E il non poter esprimere tutte queste cose ai familiari; forse loro avrebbero capito, ma il mio pudore mi bloccava.
Perché è stato un po’ un handicap, per me, il fatto di non avere una sorella, di essere sola con dei fratelli molto affettuosi, molto cari, ma… ragazzi, con i quali non potevo confidarmi.
E così comincio la mia vita fuori dall’istituto, nella famiglia, sempre con una salute molto delicata…

Perché, ricordiamo, avevi sempre dei dolori alla schiena e portavi il busto. Lo portavi ancora?

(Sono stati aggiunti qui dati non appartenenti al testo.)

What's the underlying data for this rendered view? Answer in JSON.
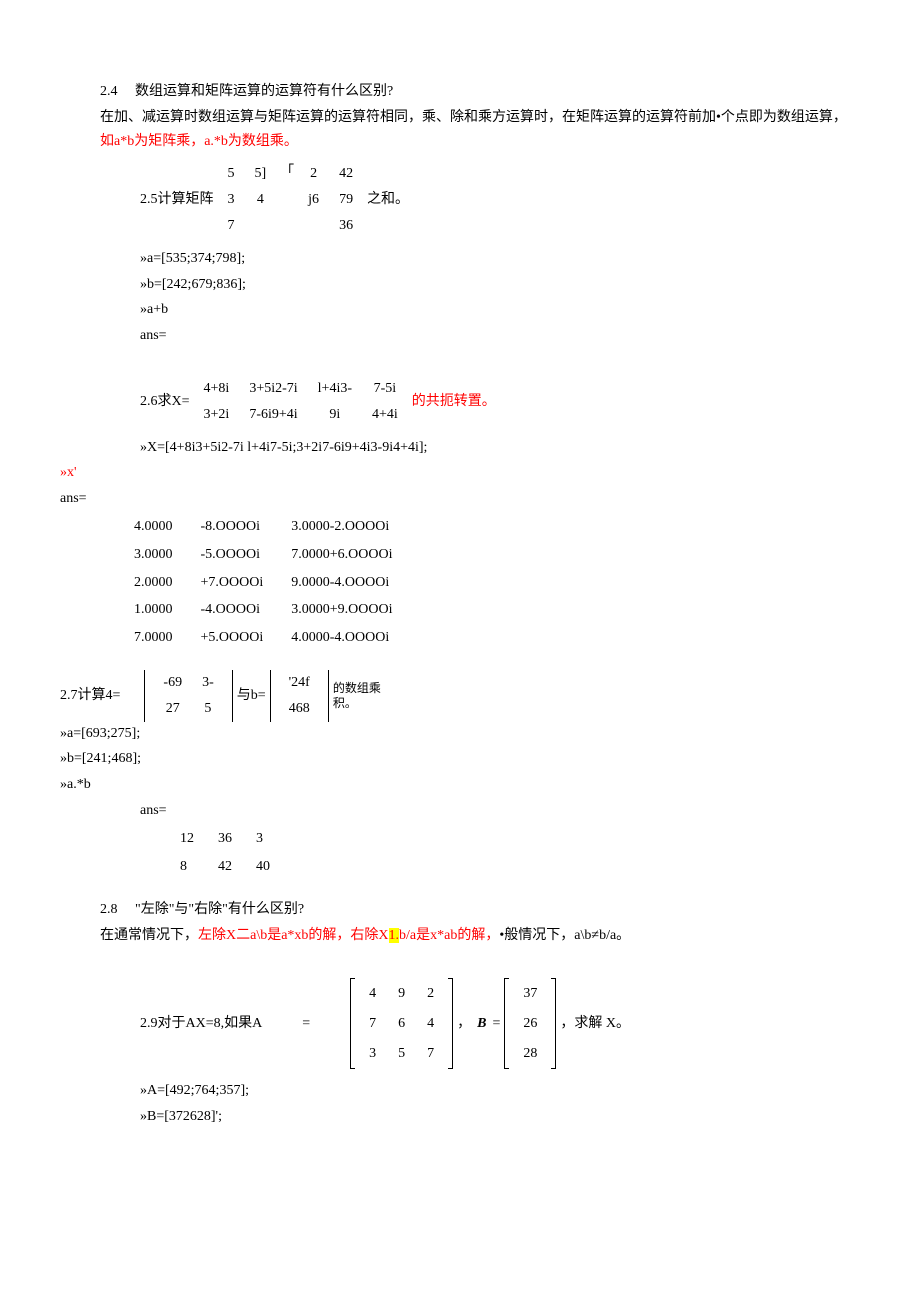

Sì, lo dovevo portare sempre.
L’ho tolto dopo un paio d’anni che ero a casa, poco prima del mio viaggio a Lourdes.
Un viaggio che vorrei raccontare.
Un gruppo di infermiere dell’ospedale psichiatrico di Vicenza, che facevano parte di un’associazione interna dell’Azione Cattolica, mi avevano offerto questo viaggio. Io ero un po’ restia, ma in tanti mi hanno convinta: mi dicevano «Va, va…» e così ho deciso di andare
Ma pochi giorni prima… è stato, come si dice, un lampo a ciel sereno: io ero a casa da sola, in cortile; la mamma era andata a prendere l’acqua, perché allora non avevamo l’acqua in casa.
All’improvviso un grandissimo tuono, un gran fulmine, tutta luce, tutta elettricità. Ha anche ucciso un ragazzo, in una fabbrica di Ponte di Barbarano, che aveva un ferro in spalla che ha attratto la scarica.
Io ho preso uno spavento terribile.

I temporali da sempre ti spaventavano.

Però per quel gran spavento per il mio cuore, già un po’ affannato, sono cominciate le aritmie. E non sapevo più se andare.
È successo il 3 settembre ed io dovevo partire per Lourdes il 26; sono stata sempre male in quel periodo a causa delle aritmie continue… Il 26 sono partita lo stesso e per essere più comoda ho pensato di non indossare il corsetto.

Anche quella è stata un’esperienza!
Salgo in treno. Sai, io ero molto disinvolta con la gente, parlavo e mi rivolgevo agli altri e loro pensavano che vedessi…
Mi mettono nello scompartimento a me affidato; guardando le mie malattie mi avevano assegnata anche una barella. Io invece mi sono seduta e quella è stata la mia sfortuna.
C’era una ragazza venuta da Arco che aveva il suo medico, e lui ha imposto di lasciare libera per lei la barella, la mia barella. Ho fatto qualche rimostranza ma c’erano due suore, anziane, che dicevano che andava bene così perché io dovevo sacrificarmi e rimanere seduta per guadagnarmi il viaggio a Lourdes.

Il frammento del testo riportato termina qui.